Mes sources d’inspiration sont très variées, j’aime le réalisme cru de Gustave Courbet et celui de Nicholas Nixon. Je suis rêveuse devant les œuvres de Salvatore Dali et, en restant dans le surréalisme, je suis très admirative des créations d’Elsa Schiaparelli.
Je suis passionnée par les bijoux représentant des yeux miniatures que l’on offrait à son amant clandestin au 18ème siècle. Je me retrouve également à travers les œuvres de Sophie Calle et Annette Messager, pour leurs visions de la vérité et leurs installations.
Vous êtes aussi street artist, pourquoi avez-vous décidé de coller vos œuvres dans la rue ?
J’ai décidé de coller dans la rue à une période où j’étais malade et contrainte de rester chez moi, je ressentais un réel besoin de montrer ce que je faisais pendant cette période. J’ai donc créé mon compte Instagram en septembre 2017.
J’étais de plus en plus suivie mais j’avais besoin d’une action physique, donc j’ai fait le choix de coller dans la rue des petits stickers reproduisant mes toiles, puis de plus grandes impressions pour accrocher le regard des passants et monter en détails ce qu’est mon travail. C’est d’ailleurs grâce à mes collages dans la rue que j’ai rencontré mon compagnon, artiste aussi. Il a été touché par mon art avant de me connaître.
Est-ce que vous essayez de transmettre un message avec vos œuvres ?

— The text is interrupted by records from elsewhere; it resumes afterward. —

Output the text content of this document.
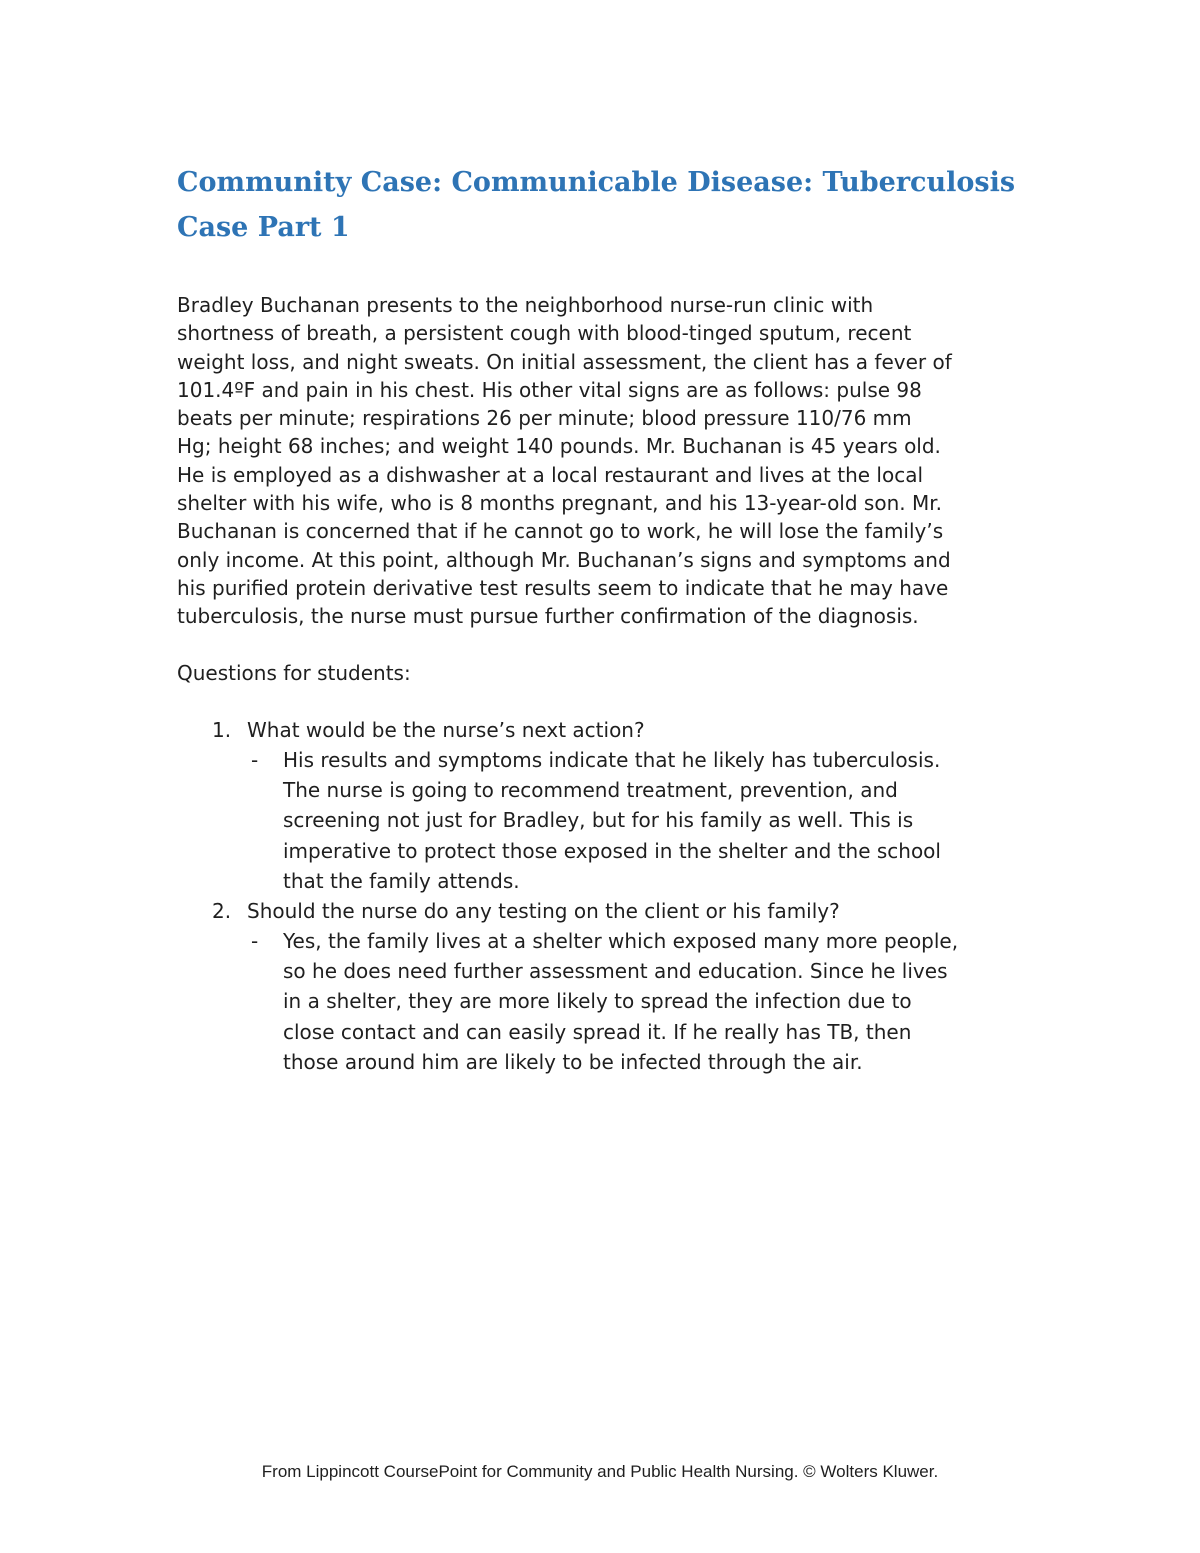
Community Case: Communicable Disease: Tuberculosis
Case Part 1

Bradley Buchanan presents to the neighborhood nurse-run clinic with
shortness of breath, a persistent cough with blood-tinged sputum, recent
weight loss, and night sweats. On initial assessment, the client has a fever of
101.4ºF and pain in his chest. His other vital signs are as follows: pulse 98
beats per minute; respirations 26 per minute; blood pressure 110/76 mm
Hg; height 68 inches; and weight 140 pounds. Mr. Buchanan is 45 years old.
He is employed as a dishwasher at a local restaurant and lives at the local
shelter with his wife, who is 8 months pregnant, and his 13-year-old son. Mr.
Buchanan is concerned that if he cannot go to work, he will lose the family’s
only income. At this point, although Mr. Buchanan’s signs and symptoms and
his purified protein derivative test results seem to indicate that he may have
tuberculosis, the nurse must pursue further confirmation of the diagnosis.

Questions for students:

1. What would be the nurse’s next action?
- His results and symptoms indicate that he likely has tuberculosis.
The nurse is going to recommend treatment, prevention, and
screening not just for Bradley, but for his family as well. This is
imperative to protect those exposed in the shelter and the school
that the family attends.
2. Should the nurse do any testing on the client or his family?
- Yes, the family lives at a shelter which exposed many more people,
so he does need further assessment and education. Since he lives
in a shelter, they are more likely to spread the infection due to
close contact and can easily spread it. If he really has TB, then
those around him are likely to be infected through the air.
From Lippincott CoursePoint for Community and Public Health Nursing. © Wolters Kluwer.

Le message sous-jacent est l’invitation à l’observation, personne ne prend le temps de regarder les yeux de ses proches et pourtant, ils disent tout et ce sont ces regards qui nous manquent le plus quand ils disparaissent.
J’ai beaucoup entendu de louanges concernant les yeux verts et bleus mais ils ne sont pas les seuls, les yeux marrons sont finalement des yeux clairs recouverts d’une lentille colorée, leur beauté est égale à leur mystère.
Les yeux sont des trésors, ils parlent avec un autre langage propre à eux-mêmes, cette diversité de couleurs est tellement riche, à chaque nouvelle découverte je suis ébahie !
Quelle est la technique que vous utilisez ?
J’utilise la peinture acrylique sur toiles ou planches de bois de forme ronde exclusivement. Le cercle est une forme divine, parfaitement adaptée à l’œil.
Quels sont vos projets pour le futur ?
Je participe prochainement à la 9e édition du festival d’Arts Actuels de l’île de Ré.
En outre, je projette aussi d’organiser une exposition collective autour des fenêtres de l’âme, en invitant différents artistes à jouer avec leur regard physique et psychique.
Et bien évidemment je continue ma production pour être en mesure de réaliser des installations de plus en plus imposantes afin d’exposer dans des lieux tout aussi imposants.